Here's how it's used:

impl_read_pin_col!(
    LeftRow0Col1, 0,
    LeftRow1Col1, 1,
    LeftRow2Col1, 2,
    LeftRow3Col1, 3,
    LeftRow4Col1, 4,
    ,1
); 
// Produces function `read_col_1_pins` with proper typechecking
let col1_change = read_col_1_pins(
    &mut self.left_row0_col1,
    &mut self.left_row1_col1,
    &mut self.left_row2_col1,
    &mut self.left_row3_col1,
    &mut self.left_row4_col1,
    left_buttons,
    keyboard_report_state,
    timer,
);

In practice the macro code is inlined like this:

pub fn read_col_1_pins(left_row0_col1: &mut LeftRow0Col1, left_row1_col1: &mut LeftRow1Col1, left_row2_col1: &mut LeftRow2Col1, left_row3_col1: &mut LeftRow3Col1, left_row4_col1: &mut LeftRow4Col1, left_buttons: &mut LeftButtons, keyboard_report_state: &mut KeyboardReportState, timer: Timer) -> bool {
    let col = unsafe {
        left_buttons.cols.1
            .take().unwrap_unchecked()
    };
    let col = col.into_push_pull_output_in_state(PinState::Low);
    crate::timer::wait_nanos(timer, 250);
    let mut any_change = false;
    {
        if left_row0_col1.check_update_state(left_buttons.row_pin_is_low(rp2040_kbd_lib::matrix::RowIndex::from_value(0)), keyboard_report_state, timer) {
            any_change = true;
        }
    }
    {
        if left_row1_col1.check_update_state(left_buttons.row_pin_is_low(rp2040_kbd_lib::matrix::RowIndex::from_value(1)), keyboard_report_state, timer) {
            any_change = true;
        }
    }
    {
        if left_row2_col1.check_update_state(left_buttons.row_pin_is_low(rp2040_kbd_lib::matrix::RowIndex::from_value(2)), keyboard_report_state, timer) {
            any_change = true;
        }
    }
    {
        if left_row3_col1.check_update_state(left_buttons.row_pin_is_low(rp2040_kbd_lib::matrix::RowIndex::from_value(3)), keyboard_report_state, timer) {
            any_change = true;
        }
    }
    {
        if left_row4_col1.check_update_state(left_buttons.row_pin_is_low(rp2040_kbd_lib::matrix::RowIndex::from_value(4)), keyboard_report_state, timer) {
            any_change = true;
        }
    }
    left_buttons.cols.1
        = Some(col.into_pull_up_input());
    {
        while left_buttons.row_pin_is_low(rp2040_kbd_lib::matrix::RowIndex::from_value(0)) {}
    }
    {
        while left_buttons.row_pin_is_low(rp2040_kbd_lib::matrix::RowIndex::from_value(1)) {}
    }
    {
        while left_buttons.row_pin_is_low(rp2040_kbd_lib::matrix::RowIndex::from_value(2)) {}
    }
    {
        while left_buttons.row_pin_is_low(rp2040_kbd_lib::matrix::RowIndex::from_value(3)) {}
    }
    {
        while left_buttons.row_pin_is_low(rp2040_kbd_lib::matrix::RowIndex::from_value(4)) {}
    }
    any_change
}

There is no access by index for the pins here, they are manually checked one-by-one.

Performance summary

In the end I took 4 measurements on the left side:

Scan latency
Change originating from left scan loop latency
Change originating from right scan loop latency
Inter-core message queue capacity

And 3 on the right:

Scan latency
Change loop latency
Inter-core message queue capacity

The scan latency has been talked about, it ended up at about 20μs after optimizations, that is, each pin is checked every 20μs if the keyboard is idle (on both sides).
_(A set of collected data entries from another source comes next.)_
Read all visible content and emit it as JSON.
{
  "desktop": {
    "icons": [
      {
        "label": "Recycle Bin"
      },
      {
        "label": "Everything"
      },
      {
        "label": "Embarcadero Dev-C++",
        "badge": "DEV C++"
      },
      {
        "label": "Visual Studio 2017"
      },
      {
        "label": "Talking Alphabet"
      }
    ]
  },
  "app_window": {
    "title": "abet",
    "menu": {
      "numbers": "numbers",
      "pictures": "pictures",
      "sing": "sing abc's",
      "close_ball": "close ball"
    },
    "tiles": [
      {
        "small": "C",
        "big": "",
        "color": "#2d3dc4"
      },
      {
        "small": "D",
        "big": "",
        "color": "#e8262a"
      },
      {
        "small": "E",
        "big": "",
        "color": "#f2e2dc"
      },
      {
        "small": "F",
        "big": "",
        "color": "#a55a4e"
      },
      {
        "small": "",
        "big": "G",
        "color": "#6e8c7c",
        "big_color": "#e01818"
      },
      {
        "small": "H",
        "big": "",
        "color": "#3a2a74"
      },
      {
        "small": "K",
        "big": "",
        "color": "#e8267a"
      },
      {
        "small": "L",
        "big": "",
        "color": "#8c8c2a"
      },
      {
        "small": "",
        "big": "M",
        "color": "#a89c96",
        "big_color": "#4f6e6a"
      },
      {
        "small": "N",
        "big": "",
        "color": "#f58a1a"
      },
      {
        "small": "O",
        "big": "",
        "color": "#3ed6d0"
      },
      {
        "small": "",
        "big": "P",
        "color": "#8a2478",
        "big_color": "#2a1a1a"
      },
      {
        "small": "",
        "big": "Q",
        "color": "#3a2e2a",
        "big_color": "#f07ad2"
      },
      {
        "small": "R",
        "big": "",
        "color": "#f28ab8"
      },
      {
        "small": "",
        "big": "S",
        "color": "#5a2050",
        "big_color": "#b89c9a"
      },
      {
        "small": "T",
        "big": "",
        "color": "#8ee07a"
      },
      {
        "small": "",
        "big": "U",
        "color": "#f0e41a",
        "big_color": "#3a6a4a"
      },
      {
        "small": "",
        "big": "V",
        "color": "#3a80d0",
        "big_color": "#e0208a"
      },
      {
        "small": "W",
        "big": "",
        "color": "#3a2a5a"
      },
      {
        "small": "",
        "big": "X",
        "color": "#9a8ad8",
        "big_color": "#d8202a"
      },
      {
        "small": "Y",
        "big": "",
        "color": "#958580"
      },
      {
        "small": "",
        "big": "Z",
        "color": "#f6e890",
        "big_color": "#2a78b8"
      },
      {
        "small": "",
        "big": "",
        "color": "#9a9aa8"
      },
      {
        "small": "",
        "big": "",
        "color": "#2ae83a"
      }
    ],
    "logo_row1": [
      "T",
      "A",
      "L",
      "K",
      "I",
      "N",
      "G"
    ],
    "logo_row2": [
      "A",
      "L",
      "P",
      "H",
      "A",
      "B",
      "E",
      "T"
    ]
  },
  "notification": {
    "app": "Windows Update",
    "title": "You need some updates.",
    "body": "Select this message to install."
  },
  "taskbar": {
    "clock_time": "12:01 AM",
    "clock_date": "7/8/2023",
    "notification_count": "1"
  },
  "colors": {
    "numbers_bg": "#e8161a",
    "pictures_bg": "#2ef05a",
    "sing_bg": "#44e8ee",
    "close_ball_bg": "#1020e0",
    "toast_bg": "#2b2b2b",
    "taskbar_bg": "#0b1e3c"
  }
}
Changes originating from the left measures the loop latency, the time it takes before discovering a change to completely processing it, when a change comes from the left side gpio pins. That landed on about 60μs. In other words, from starting to check for changes, to discovering and handling a change is 60μs.

Changes originating from the right measures the same as above but from the right side, that takes about 70μs.

Inter-core message queue capacity sits firmly at 0 on both sides, even though the consumer-core writes messages to oled, it doesn't get overwhelmed.

On the right-side the latency on changes is only 25μs however, since the left side handles all the logic contained in the keymap, this makes sense.

Rough calculation of worst case latency

This means that the keyboard should at most add a 70μs latency overhead from the left, and 25μs on the right, and be able to detect a change lasting for 20μs or more on both sides.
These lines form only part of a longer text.